Il s’agit d’un des cloîtres des plus grands et mieux conservés de l’époque romane. Il est célèbre pour la variété et la richesse de son décor sculpté qui se déploie sur 8 piliers et 76 chapiteaux, tous différents. Nombre d’entre eux sont « historiés » et les épisodes qui y sont figurés nous transportent dans l’univers culturel de la fin du 11e siècle. La beauté se cache aussi dans les détails… oiseaux entrelacés, palmettes, rosaces et rinceaux végétaux dont la profusion et la diversité contribuent à créer un ensemble harmonieux.

Le portail

Le portail sud de l’église abbatiale ouvre sur la place majeure de la ville médiévale, c’est un des plus grands portails romans mais aussi un des plus abondamment sculptés. Son tympan figure le retour du Christ sur Terre à la fin des temps : Il trône au centre, majestueux et bénissant. Les bas-côtés relatent l’enfance du Christ et condamnent l’avarice. Animaux, démons, et autres créatures fantastiques nous plongent au cœur du monde médiéval. De grands sculpteurs ont œuvré ici, preuve en est le magnifique visage du prophète Jérémie empreint d’une douce mélancolie.

La salle haute

Depuis le cloître, on peut monter dans la salle haute du clocher porche de l’église, merveille d’architecture romane. De plan carré, sa voute impressionne, elle est constituée de nervures qui rayonnent autour d’un oculus central. Ses côtés sont rythmés par douze grandes baies dont certaines permettent d’admirer l’intérieur de l’église abbatiale depuis l’étage.

L'abbatiale

L’église abbatiale Saint-Pierre, aujourd’hui église paroissiale, porte les marques de plus de mille ans de vie religieuse. Modifiée à plusieurs reprises, elle nous apparaît essentiellement dans son état du XVe siècle avec ses voûtes d’ogives, son chœur à pans coupés et son décor peint. Toutefois les parties basses ont conservé les baies en plein cintre des précédentes églises romanes. On peut y admirer de magnifiques sculptures dont un rare Christ roman en bois polychrome ainsi que des œuvres du XVe siècle dont deux Vierge de pitié et une imposante Mise au tombeau.

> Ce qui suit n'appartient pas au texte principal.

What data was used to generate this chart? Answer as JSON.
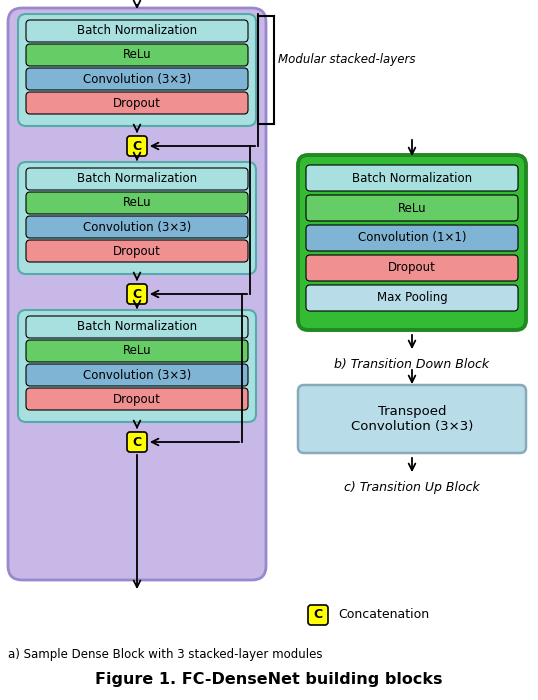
{
  "title": "Figure 1. FC-DenseNet building blocks",
  "subtitle_a": "a) Sample Dense Block with 3 stacked-layer modules",
  "label_modular": "Modular stacked-layers",
  "label_b": "b) Transition Down Block",
  "label_c": "c) Transition Up Block",
  "label_concat": "Concatenation",
  "colors": {
    "cyan_bg": "#a8e0e0",
    "green_bg": "#66cc66",
    "blue_bg": "#80b4d4",
    "red_bg": "#f09090",
    "light_blue_bg": "#b8dce8",
    "purple_outer": "#c8b8e8",
    "yellow": "#ffff00",
    "green_outer": "#33bb33",
    "white": "#ffffff"
  },
  "layer_labels": {
    "bn": "Batch Normalization",
    "relu": "ReLu",
    "conv33": "Convolution (3×3)",
    "dropout": "Dropout",
    "conv11": "Convolution (1×1)",
    "maxpool": "Max Pooling",
    "transpconv": "Transpoed\nConvolution (3×3)",
    "C": "C"
  }
}
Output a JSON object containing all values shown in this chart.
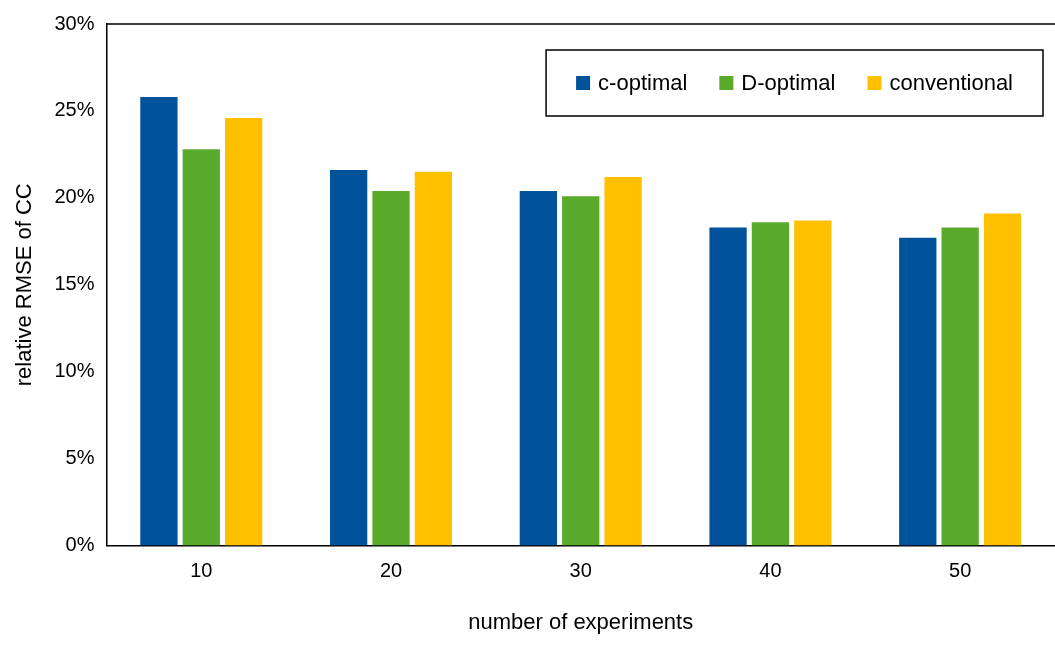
{
  "chart_data": {
    "type": "bar",
    "xlabel": "number of experiments",
    "ylabel": "relative RMSE of CC",
    "categories": [
      "10",
      "20",
      "30",
      "40",
      "50"
    ],
    "series": [
      {
        "name": "c-optimal",
        "color": "#00529b",
        "values": [
          25.8,
          21.6,
          20.4,
          18.3,
          17.7
        ]
      },
      {
        "name": "D-optimal",
        "color": "#5aab2c",
        "values": [
          22.8,
          20.4,
          20.1,
          18.6,
          18.3
        ]
      },
      {
        "name": "conventional",
        "color": "#ffc000",
        "values": [
          24.6,
          21.5,
          21.2,
          18.7,
          19.1
        ]
      }
    ],
    "ylim": [
      0,
      30
    ],
    "yticks": [
      {
        "value": 0,
        "label": "0%"
      },
      {
        "value": 5,
        "label": "5%"
      },
      {
        "value": 10,
        "label": "10%"
      },
      {
        "value": 15,
        "label": "15%"
      },
      {
        "value": 20,
        "label": "20%"
      },
      {
        "value": 25,
        "label": "25%"
      },
      {
        "value": 30,
        "label": "30%"
      }
    ],
    "grid": false,
    "legend": "top right"
  }
}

La chapelle de l’ancienne Hôtellerie du monastère, dédiée à Sainte-Foy, conserve les vestiges d’un décor de peintures murales réalisées a fresco, à la fin du XIIe siècle. Les restaurations de 2008 ont permis de remettre en lumière les couleurs médiévales, harmonies de bleus, rouges, bruns… composant un opulent arbre de Jessé et le collège apostolique. Dans les quartiers nord de l’abbaye, le Centre d’art roman Marcel Durliat met à disposition de tous, visiteurs, étudiants, chercheurs… une bibliothèque spécialisée sur l’art roman et des reproductions des enluminures réalisées par les moines de Moissac aux XI et XIIe siècles.